Escândalo Revela Conexões Entre Banco Master e Governo do PT na Bahia
Uma investigação colaborativa entre a Polícia Federal e o Congresso Nacional está expondo laços entre a administração do Partido dos Trabalhadores (PT) na Bahia e o Banco Master. Essa temática emergiu com força no contexto das disputas eleitorais para 2026, onde opositores buscam vincular a prática de crédito consignado a figuras próximas ao presidente Luiz Inácio Lula da Silva.
A controvérsia remonta ao CredCesta, um cartão implementado em 2007 pelo governo baiano voltado para servidores estaduais.

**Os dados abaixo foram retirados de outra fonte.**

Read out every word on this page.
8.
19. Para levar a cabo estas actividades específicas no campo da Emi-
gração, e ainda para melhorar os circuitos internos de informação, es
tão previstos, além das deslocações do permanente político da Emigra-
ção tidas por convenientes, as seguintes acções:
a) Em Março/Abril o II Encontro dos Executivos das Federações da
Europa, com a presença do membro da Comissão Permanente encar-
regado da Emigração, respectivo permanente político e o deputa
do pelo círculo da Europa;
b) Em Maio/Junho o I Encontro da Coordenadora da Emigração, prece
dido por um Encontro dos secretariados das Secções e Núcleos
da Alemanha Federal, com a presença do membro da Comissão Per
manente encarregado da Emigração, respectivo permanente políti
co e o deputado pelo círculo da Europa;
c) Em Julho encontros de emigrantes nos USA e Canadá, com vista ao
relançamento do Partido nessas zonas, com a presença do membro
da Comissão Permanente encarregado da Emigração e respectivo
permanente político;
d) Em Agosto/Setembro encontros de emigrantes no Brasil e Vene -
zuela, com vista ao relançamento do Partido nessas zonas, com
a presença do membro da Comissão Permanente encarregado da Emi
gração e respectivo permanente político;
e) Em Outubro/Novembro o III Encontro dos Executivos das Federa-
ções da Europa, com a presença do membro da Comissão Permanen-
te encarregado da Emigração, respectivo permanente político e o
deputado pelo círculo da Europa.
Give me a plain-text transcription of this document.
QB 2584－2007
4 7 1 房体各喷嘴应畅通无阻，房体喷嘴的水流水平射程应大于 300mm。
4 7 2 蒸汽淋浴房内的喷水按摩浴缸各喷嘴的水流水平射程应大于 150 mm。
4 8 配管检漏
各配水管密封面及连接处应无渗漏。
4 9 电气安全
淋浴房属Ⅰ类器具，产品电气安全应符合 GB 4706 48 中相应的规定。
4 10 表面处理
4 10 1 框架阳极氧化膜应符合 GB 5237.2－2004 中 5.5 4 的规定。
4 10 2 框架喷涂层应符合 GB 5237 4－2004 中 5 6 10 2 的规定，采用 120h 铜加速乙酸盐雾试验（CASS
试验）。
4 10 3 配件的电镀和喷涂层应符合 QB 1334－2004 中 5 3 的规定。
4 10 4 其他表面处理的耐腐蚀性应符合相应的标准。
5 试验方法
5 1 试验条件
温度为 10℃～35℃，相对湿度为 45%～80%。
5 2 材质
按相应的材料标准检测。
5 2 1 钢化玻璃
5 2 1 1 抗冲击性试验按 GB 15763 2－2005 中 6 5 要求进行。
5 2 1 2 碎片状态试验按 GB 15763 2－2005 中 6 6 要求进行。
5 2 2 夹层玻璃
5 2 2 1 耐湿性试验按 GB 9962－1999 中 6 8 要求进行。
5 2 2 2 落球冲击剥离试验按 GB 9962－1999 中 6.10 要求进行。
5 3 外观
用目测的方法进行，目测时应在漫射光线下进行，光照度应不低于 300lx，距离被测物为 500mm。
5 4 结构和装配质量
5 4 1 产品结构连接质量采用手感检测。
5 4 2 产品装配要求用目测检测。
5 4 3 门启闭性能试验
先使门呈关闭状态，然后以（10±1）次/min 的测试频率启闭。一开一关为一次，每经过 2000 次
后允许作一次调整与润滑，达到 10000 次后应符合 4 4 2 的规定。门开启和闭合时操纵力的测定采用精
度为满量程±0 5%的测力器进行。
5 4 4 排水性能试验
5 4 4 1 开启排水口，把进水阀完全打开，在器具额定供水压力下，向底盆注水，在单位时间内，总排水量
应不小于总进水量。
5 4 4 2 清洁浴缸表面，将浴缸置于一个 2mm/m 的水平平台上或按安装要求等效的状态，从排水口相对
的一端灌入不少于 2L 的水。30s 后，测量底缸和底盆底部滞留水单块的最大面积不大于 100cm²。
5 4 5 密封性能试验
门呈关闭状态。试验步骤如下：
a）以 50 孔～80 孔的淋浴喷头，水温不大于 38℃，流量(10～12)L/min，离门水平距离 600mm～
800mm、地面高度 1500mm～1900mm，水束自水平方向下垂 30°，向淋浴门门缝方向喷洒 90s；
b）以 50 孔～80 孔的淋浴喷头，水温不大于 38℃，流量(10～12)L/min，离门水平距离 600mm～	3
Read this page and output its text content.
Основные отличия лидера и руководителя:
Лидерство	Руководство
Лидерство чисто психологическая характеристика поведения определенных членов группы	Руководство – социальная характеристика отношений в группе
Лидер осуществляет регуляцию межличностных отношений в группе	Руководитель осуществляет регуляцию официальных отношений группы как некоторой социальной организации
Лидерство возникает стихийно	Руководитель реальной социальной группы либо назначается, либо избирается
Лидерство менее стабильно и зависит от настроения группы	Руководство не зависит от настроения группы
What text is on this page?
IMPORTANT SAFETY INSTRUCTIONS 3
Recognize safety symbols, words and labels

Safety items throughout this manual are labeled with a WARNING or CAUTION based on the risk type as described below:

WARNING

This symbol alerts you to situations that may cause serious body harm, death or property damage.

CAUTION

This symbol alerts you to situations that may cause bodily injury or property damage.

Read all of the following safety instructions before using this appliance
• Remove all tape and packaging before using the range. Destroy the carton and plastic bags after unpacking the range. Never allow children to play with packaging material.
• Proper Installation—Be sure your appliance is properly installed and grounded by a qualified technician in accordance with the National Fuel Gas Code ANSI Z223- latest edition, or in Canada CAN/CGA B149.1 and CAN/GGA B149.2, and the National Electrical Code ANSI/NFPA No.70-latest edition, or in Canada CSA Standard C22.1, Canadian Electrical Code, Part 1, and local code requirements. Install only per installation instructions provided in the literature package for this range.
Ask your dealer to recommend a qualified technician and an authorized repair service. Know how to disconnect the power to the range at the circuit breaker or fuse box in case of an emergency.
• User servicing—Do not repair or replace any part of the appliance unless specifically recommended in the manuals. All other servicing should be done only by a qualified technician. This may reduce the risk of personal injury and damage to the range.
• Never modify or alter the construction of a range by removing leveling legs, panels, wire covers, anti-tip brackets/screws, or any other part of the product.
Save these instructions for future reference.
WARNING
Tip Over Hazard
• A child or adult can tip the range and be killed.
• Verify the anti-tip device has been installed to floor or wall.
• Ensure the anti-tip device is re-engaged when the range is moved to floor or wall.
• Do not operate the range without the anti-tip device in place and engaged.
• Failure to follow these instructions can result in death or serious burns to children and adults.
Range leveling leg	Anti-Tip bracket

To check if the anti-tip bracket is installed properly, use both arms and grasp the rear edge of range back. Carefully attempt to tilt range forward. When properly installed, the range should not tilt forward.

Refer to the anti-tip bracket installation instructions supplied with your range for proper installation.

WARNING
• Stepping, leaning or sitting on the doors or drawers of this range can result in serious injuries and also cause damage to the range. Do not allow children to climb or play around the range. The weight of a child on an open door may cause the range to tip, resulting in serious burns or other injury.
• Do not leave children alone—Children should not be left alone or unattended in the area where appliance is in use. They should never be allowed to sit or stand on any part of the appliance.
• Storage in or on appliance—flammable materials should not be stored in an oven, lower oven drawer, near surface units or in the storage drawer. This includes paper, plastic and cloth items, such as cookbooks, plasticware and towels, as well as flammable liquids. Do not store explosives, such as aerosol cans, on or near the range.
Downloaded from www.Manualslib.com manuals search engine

Inicialmente projetado para ser utilizado em supermercados estatais, o programa passou por uma privatização durante a gestão do ex-governador Rui Costa e foi remodelado para funcionar como crédito consignado, agora em parceria com o Banco Master.
Os investigadores estão examinando se certos decretos que dificultaram a troca de instituições financeiras pelos servidores acabaram por beneficiar o Banco Master. Essa análise aponta para decisões administrativas que, supostamente, facilitaram a expansão das operações do banco no estado.
Uma dimensão adicional do caso envolve a BK Financeira, uma empresa com sede em Salvador, que recebeu aproximadamente 11 milhões de reais para facilitar novos contratos de empréstimos. Curiosamente, uma das sócias da BK é nora do senador Jaques Wagner, e aliados do senador são acusados de terem indicado ex-ministros de governos petistas para cargos de consultoria no banco. A defesa de Wagner refuta qualquer galho de intermediação ou favorecimento.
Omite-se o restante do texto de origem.